Desert View and its faux-ruin tower offer dramatic Grand Canyon vistas

Expect to be bowled over by the Grand Canyon vistas from Desert View Point and architect Mary Colter's tower

Because it's 25 miles east of Grand Canyon Village, Desert View isn't on the park's shuttle bus routes, and many travelers don't get there. But it's a great stop for at least two reasons.

One is the panorama from Desert View Point. As its name suggests, the cross-canyon view from here includes not only dramatic canyon walls but also a flat expanse of desert to the east and, to the north, a stretch of the Colorado River as it trickles and roars between the canyon walls. Bring a picnic lunch — or better yet, a picnic dinner (and a warm coat) and linger while sunset colors wash over the scene. On a clear day, the park service says, you can see 100 miles.

The site's other principal asset is the tower, which, on first glance, you might mistake for an 800-year-old ruin.

In fact, architect Mary Colter designed it in 1932 as a homage to the ancestral Puebloan people. It's four stories, a steel-and-concrete skeleton beneath a skin of plaster and stone masonry. The interior is open, the walls decorated with ancient-looking murals. (Hopi artist Fred Kabotie painted many of the works in the Hopi-themed room; others are faux pictographs and petroglyphs.) On the top floor, you're 7,522 feet above the sea level — the highest point on the South Rim.

We arrived late in the afternoon, with just enough time to check out every floor. Then we lingered on the observation deck above the ground floor, savoring the view until a ranger shooed us away so that he could close for the day.

I didn't expect to be bowled over by a 70-foot-tall fake Native American building in the middle of so much genuine natural history. But the tower's circular shape, the wall-hugging stairs and interior play of light won me over. (A major renovation in 2010 helped as well.)

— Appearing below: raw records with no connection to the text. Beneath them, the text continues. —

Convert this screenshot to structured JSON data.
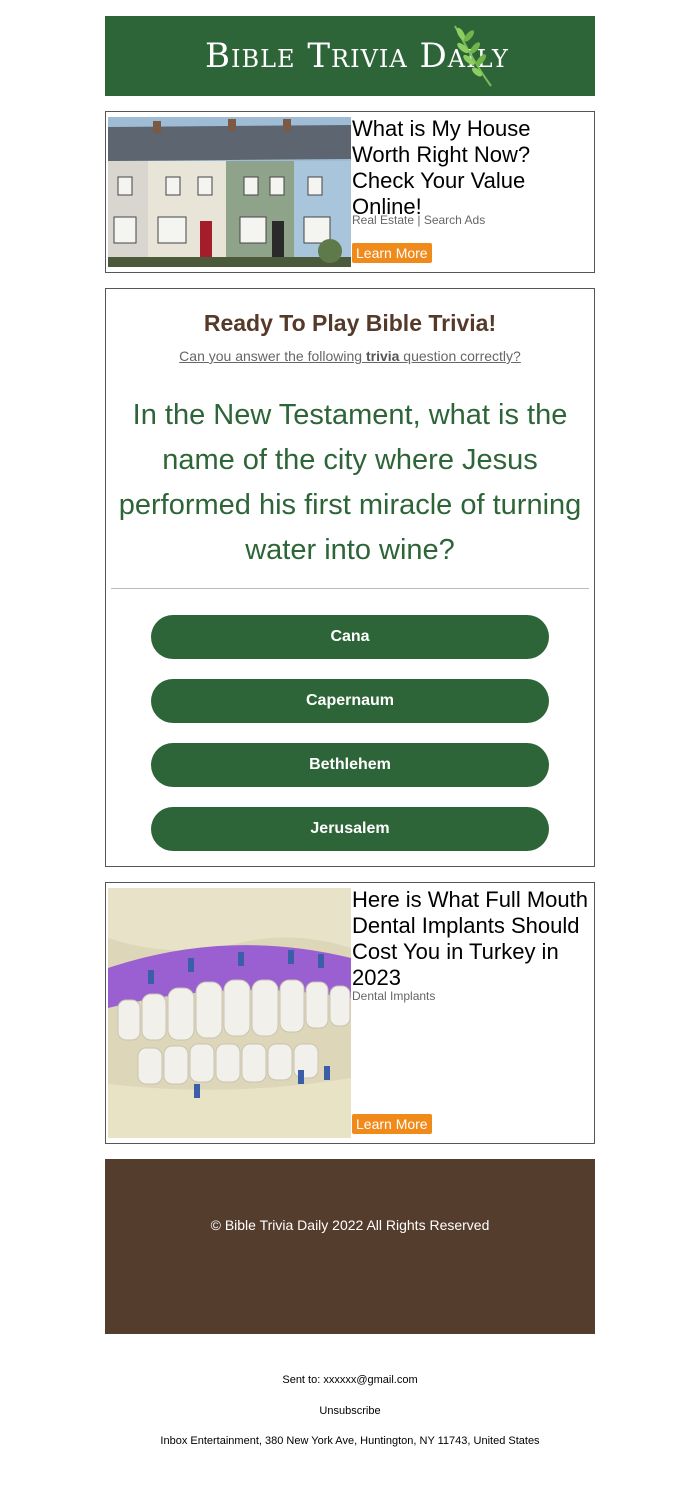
{
  "header": {
    "logo_text": "Bible Trivia Daily",
    "logo_icon": "leaf-icon",
    "bg_color": "#2e6538"
  },
  "ad_top": {
    "title": "What is My House Worth Right Now? Check Your Value Online!",
    "source": "Real Estate | Search Ads",
    "button": "Learn More",
    "image": "row-houses-photo"
  },
  "quiz": {
    "title": "Ready To Play Bible Trivia!",
    "subtitle_before": "Can you answer the following ",
    "subtitle_bold": "trivia",
    "subtitle_after": " question correctly?",
    "question": "In the New Testament, what is the name of the city where Jesus performed his first miracle of turning water into wine?",
    "answers": [
      "Cana",
      "Capernaum",
      "Bethlehem",
      "Jerusalem"
    ],
    "accent_color": "#2e6538"
  },
  "ad_bottom": {
    "title": "Here is What Full Mouth Dental Implants Should Cost You in Turkey in 2023",
    "source": "Dental Implants",
    "button": "Learn More",
    "image": "dental-implants-photo"
  },
  "footer": {
    "copyright": "© Bible Trivia Daily 2022 All Rights Reserved",
    "bg_color": "#553d2d"
  },
  "meta": {
    "sent_to": "Sent to: xxxxxx@gmail.com",
    "unsubscribe": "Unsubscribe",
    "address": "Inbox Entertainment, 380 New York Ave, Huntington, NY 11743, United States"
  },
  "button_color": "#f08a1a"
}
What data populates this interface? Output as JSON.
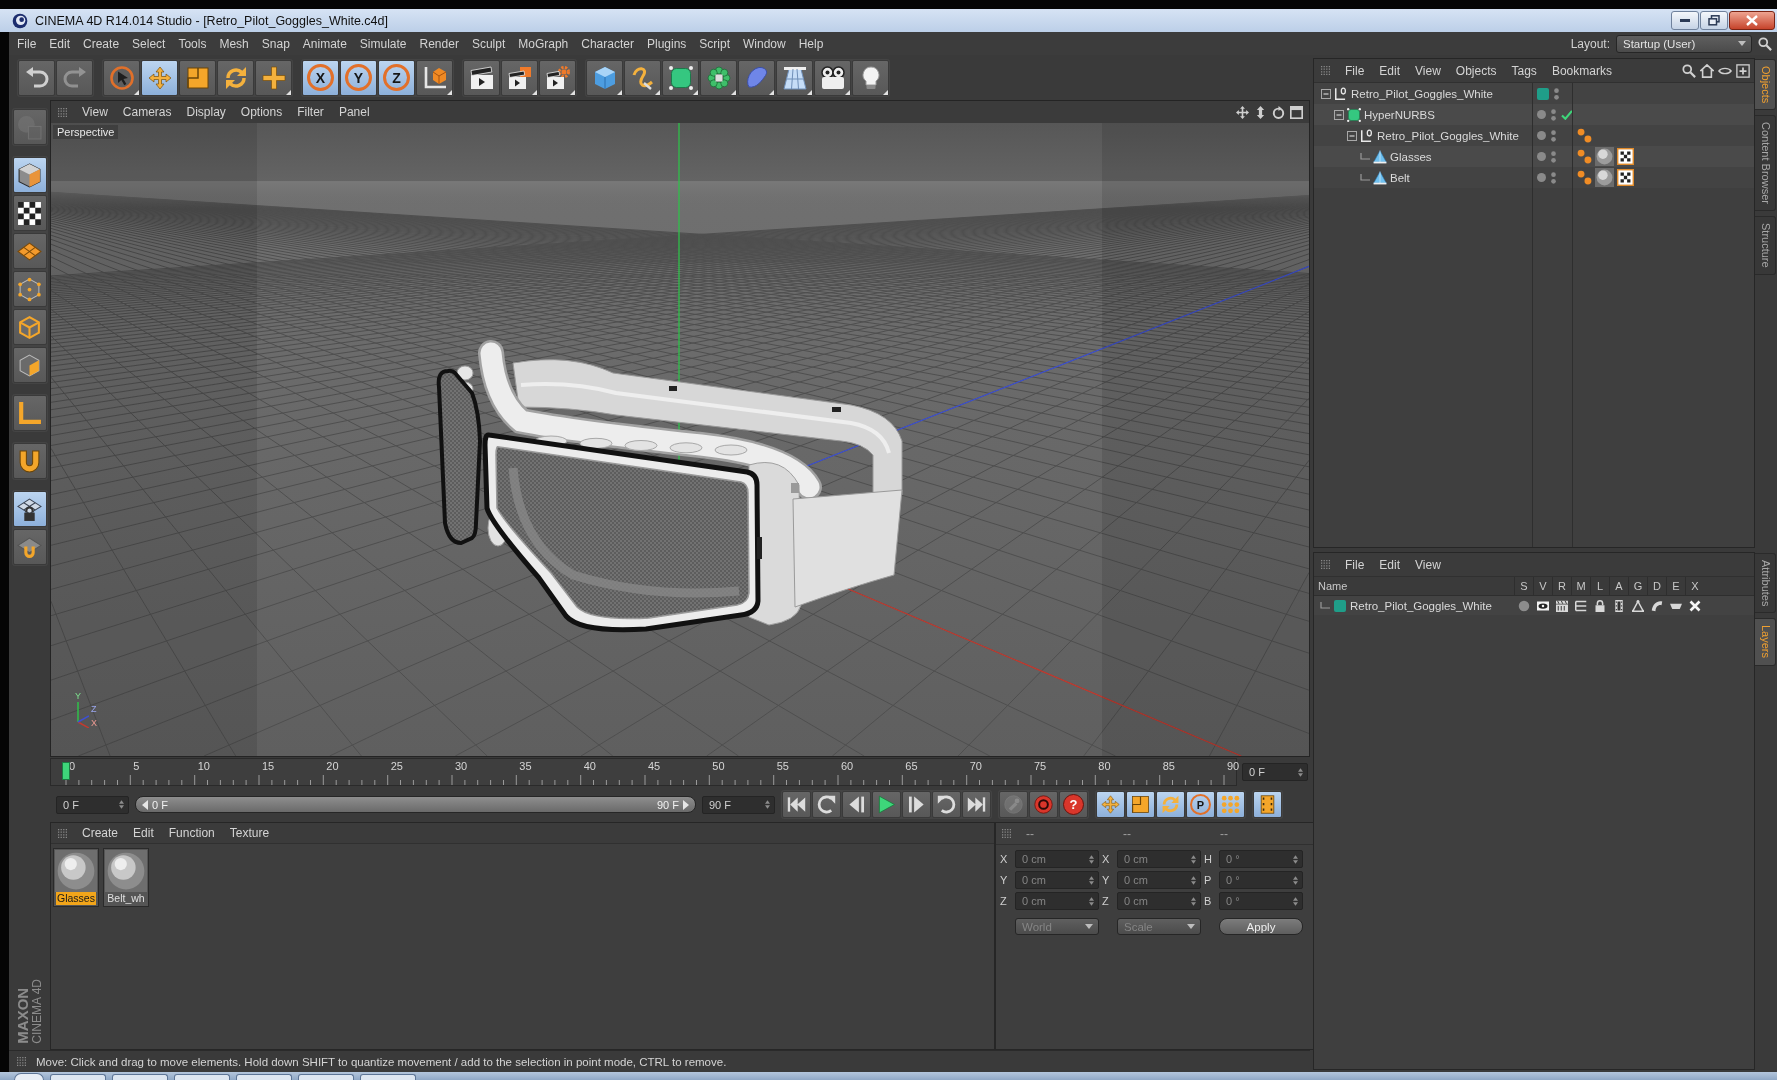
{
  "window": {
    "title": "CINEMA 4D R14.014 Studio - [Retro_Pilot_Goggles_White.c4d]"
  },
  "menu_bar": [
    "File",
    "Edit",
    "Create",
    "Select",
    "Tools",
    "Mesh",
    "Snap",
    "Animate",
    "Simulate",
    "Render",
    "Sculpt",
    "MoGraph",
    "Character",
    "Plugins",
    "Script",
    "Window",
    "Help"
  ],
  "layout": {
    "label": "Layout:",
    "value": "Startup (User)"
  },
  "toolbar": [
    {
      "tools": [
        {
          "kind": "undo",
          "disabled": false
        },
        {
          "kind": "redo",
          "disabled": true
        }
      ]
    },
    {
      "tools": [
        {
          "kind": "live-selection",
          "selected": false
        },
        {
          "kind": "move",
          "selected": true
        },
        {
          "kind": "scale",
          "selected": false
        },
        {
          "kind": "rotate",
          "selected": false
        },
        {
          "kind": "last-tool",
          "selected": false
        }
      ]
    },
    {
      "tools": [
        {
          "kind": "axis-lock",
          "label": "X",
          "selected": true
        },
        {
          "kind": "axis-lock",
          "label": "Y",
          "selected": true
        },
        {
          "kind": "axis-lock",
          "label": "Z",
          "selected": true
        },
        {
          "kind": "coordinate-system",
          "selected": false
        }
      ]
    },
    {
      "tools": [
        {
          "kind": "render-view"
        },
        {
          "kind": "render"
        },
        {
          "kind": "render-settings"
        }
      ]
    },
    {
      "tools": [
        {
          "kind": "cube"
        },
        {
          "kind": "spline"
        },
        {
          "kind": "subdivision"
        },
        {
          "kind": "cloner"
        },
        {
          "kind": "deformer"
        },
        {
          "kind": "floor"
        },
        {
          "kind": "camera"
        },
        {
          "kind": "light"
        }
      ]
    }
  ],
  "left_toolbar": [
    {
      "tools": [
        {
          "kind": "make-editable",
          "disabled": true
        }
      ]
    },
    {
      "tools": [
        {
          "kind": "model",
          "selected": true
        },
        {
          "kind": "texture",
          "selected": false
        },
        {
          "kind": "workplane",
          "selected": false
        },
        {
          "kind": "points",
          "selected": false
        },
        {
          "kind": "edges",
          "selected": false
        },
        {
          "kind": "polygons",
          "selected": false
        }
      ]
    },
    {
      "tools": [
        {
          "kind": "axis-mode",
          "selected": false
        }
      ]
    },
    {
      "tools": [
        {
          "kind": "snap",
          "selected": false
        }
      ]
    },
    {
      "tools": [
        {
          "kind": "workplane-lock",
          "selected": true
        },
        {
          "kind": "tweak",
          "selected": false
        }
      ]
    }
  ],
  "brand": {
    "lines": [
      "MAXON",
      "CINEMA 4D"
    ]
  },
  "viewport": {
    "menu": [
      "View",
      "Cameras",
      "Display",
      "Options",
      "Filter",
      "Panel"
    ],
    "camera": "Perspective",
    "gizmo": [
      {
        "kind": "y",
        "label": "Y"
      },
      {
        "kind": "z",
        "label": "Z"
      },
      {
        "kind": "x",
        "label": "X"
      }
    ]
  },
  "timeline": {
    "ticks": [
      "0",
      "5",
      "10",
      "15",
      "20",
      "25",
      "30",
      "35",
      "40",
      "45",
      "50",
      "55",
      "60",
      "65",
      "70",
      "75",
      "80",
      "85",
      "90"
    ],
    "level": 0,
    "frame": "0 F"
  },
  "transport": {
    "start": "0 F",
    "range_start": "0 F",
    "range_end": "90 F",
    "end": "90 F",
    "groups": [
      {
        "buttons": [
          {
            "kind": "first"
          },
          {
            "kind": "previous-key"
          },
          {
            "kind": "previous-frame"
          },
          {
            "kind": "play"
          },
          {
            "kind": "next-frame"
          },
          {
            "kind": "next-key"
          },
          {
            "kind": "last"
          }
        ]
      },
      {
        "buttons": [
          {
            "kind": "record-keys",
            "disabled": true
          },
          {
            "kind": "autokey",
            "disabled": false
          },
          {
            "kind": "keyframe-selection",
            "label": "?",
            "disabled": false
          }
        ]
      },
      {
        "buttons": [
          {
            "kind": "key-position",
            "selected": true
          },
          {
            "kind": "key-scale",
            "selected": true
          },
          {
            "kind": "key-rotation",
            "selected": true
          },
          {
            "kind": "key-parameter",
            "label": "P",
            "selected": true
          },
          {
            "kind": "key-points",
            "selected": true
          }
        ]
      },
      {
        "buttons": [
          {
            "kind": "timeline",
            "selected": true
          }
        ]
      }
    ]
  },
  "materials": {
    "menu": [
      "Create",
      "Edit",
      "Function",
      "Texture"
    ],
    "items": [
      {
        "name": "Glasses",
        "selected": true
      },
      {
        "name": "Belt_wh",
        "selected": false
      }
    ]
  },
  "coordinates": {
    "disabled": true,
    "headers": [
      "--",
      "--",
      "--"
    ],
    "rows": [
      [
        {
          "label": "X",
          "value": "0 cm"
        },
        {
          "label": "X",
          "value": "0 cm"
        },
        {
          "label": "H",
          "value": "0 °"
        }
      ],
      [
        {
          "label": "Y",
          "value": "0 cm"
        },
        {
          "label": "Y",
          "value": "0 cm"
        },
        {
          "label": "P",
          "value": "0 °"
        }
      ],
      [
        {
          "label": "Z",
          "value": "0 cm"
        },
        {
          "label": "Z",
          "value": "0 cm"
        },
        {
          "label": "B",
          "value": "0 °"
        }
      ]
    ],
    "dropdowns": [
      "World",
      "Scale"
    ],
    "apply": "Apply"
  },
  "status_bar": {
    "text": "Move: Click and drag to move elements. Hold down SHIFT to quantize movement / add to the selection in point mode, CTRL to remove."
  },
  "objects": {
    "menu": [
      "File",
      "Edit",
      "View",
      "Objects",
      "Tags",
      "Bookmarks"
    ],
    "tree": [
      {
        "name": "Retro_Pilot_Goggles_White",
        "kind": "null",
        "color": "#1f9e89",
        "selected": false,
        "expanded": true,
        "children": [
          {
            "name": "HyperNURBS",
            "kind": "hypernurbs",
            "enabled": true,
            "selected": false,
            "expanded": true,
            "children": [
              {
                "name": "Retro_Pilot_Goggles_White",
                "kind": "null",
                "selected": false,
                "expanded": true,
                "tags": [
                  {
                    "kind": "phong"
                  }
                ],
                "children": [
                  {
                    "name": "Glasses",
                    "kind": "polygon",
                    "selected": false,
                    "tags": [
                      {
                        "kind": "phong"
                      },
                      {
                        "kind": "material"
                      },
                      {
                        "kind": "texture"
                      }
                    ]
                  },
                  {
                    "name": "Belt",
                    "kind": "polygon",
                    "selected": false,
                    "tags": [
                      {
                        "kind": "phong"
                      },
                      {
                        "kind": "material"
                      },
                      {
                        "kind": "texture"
                      }
                    ]
                  }
                ]
              }
            ]
          }
        ]
      }
    ]
  },
  "layers": {
    "menu": [
      "File",
      "Edit",
      "View"
    ],
    "columns": [
      "Name",
      "S",
      "V",
      "R",
      "M",
      "L",
      "A",
      "G",
      "D",
      "E",
      "X"
    ],
    "rows": [
      {
        "name": "Retro_Pilot_Goggles_White",
        "color": "#1f9e89",
        "selected": false,
        "toggles": [
          {
            "kind": "solo"
          },
          {
            "kind": "view"
          },
          {
            "kind": "render"
          },
          {
            "kind": "manager"
          },
          {
            "kind": "locked"
          },
          {
            "kind": "animation"
          },
          {
            "kind": "generators"
          },
          {
            "kind": "deformers"
          },
          {
            "kind": "expressions"
          },
          {
            "kind": "xref"
          }
        ]
      }
    ]
  },
  "side_tabs": [
    {
      "tabs": [
        {
          "label": "Objects",
          "selected": true
        },
        {
          "label": "Content Browser",
          "selected": false
        },
        {
          "label": "Structure",
          "selected": false
        }
      ]
    },
    {
      "tabs": [
        {
          "label": "Attributes",
          "selected": false
        },
        {
          "label": "Layers",
          "selected": true
        }
      ]
    }
  ]
}
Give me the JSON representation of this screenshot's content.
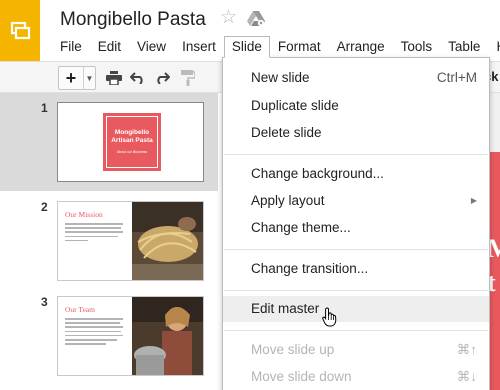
{
  "app": {
    "title": "Mongibello Pasta",
    "logo_icon": "slides-logo-icon",
    "star_icon": "star-icon",
    "drive_icon": "drive-icon"
  },
  "menubar": [
    {
      "label": "File"
    },
    {
      "label": "Edit"
    },
    {
      "label": "View"
    },
    {
      "label": "Insert"
    },
    {
      "label": "Slide",
      "active": true
    },
    {
      "label": "Format"
    },
    {
      "label": "Arrange"
    },
    {
      "label": "Tools"
    },
    {
      "label": "Table"
    },
    {
      "label": "He"
    }
  ],
  "toolbar": {
    "new_label": "+",
    "cut_off_text": "ck",
    "icons": [
      "new-slide-icon",
      "print-icon",
      "undo-icon",
      "redo-icon",
      "paint-format-icon"
    ]
  },
  "slides": [
    {
      "number": "1",
      "card_title": "Mongibello Artisan Pasta",
      "card_sub": "About our Business"
    },
    {
      "number": "2",
      "title": "Our Mission"
    },
    {
      "number": "3",
      "title": "Our Team"
    }
  ],
  "canvas": {
    "letters": "M\nt"
  },
  "slide_menu": {
    "items": [
      {
        "label": "New slide",
        "shortcut": "Ctrl+M"
      },
      {
        "label": "Duplicate slide"
      },
      {
        "label": "Delete slide"
      },
      {
        "label": "Change background..."
      },
      {
        "label": "Apply layout",
        "submenu": true
      },
      {
        "label": "Change theme..."
      },
      {
        "label": "Change transition..."
      },
      {
        "label": "Edit master",
        "hovered": true
      },
      {
        "label": "Move slide up",
        "shortcut": "⌘↑",
        "disabled": true
      },
      {
        "label": "Move slide down",
        "shortcut": "⌘↓",
        "disabled": true
      }
    ]
  },
  "colors": {
    "logo_yellow": "#f4b400",
    "accent_red": "#e85a5f"
  }
}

Colter's design is said to be patterned after ruins at Hovenweep National Monument on Colorado-Utah border and Mesa Verde National Park in Colorado. But it made me think of New York's Guggenheim Museum. Frank Lloyd Wright, who spent a lot of time in Arizona, began designing that rounded structure (with open interior and walkways along the exterior walls) in 1943.

The Desert View complex also includes a snack bar, market, gas station, visitor center and a seasonal campground.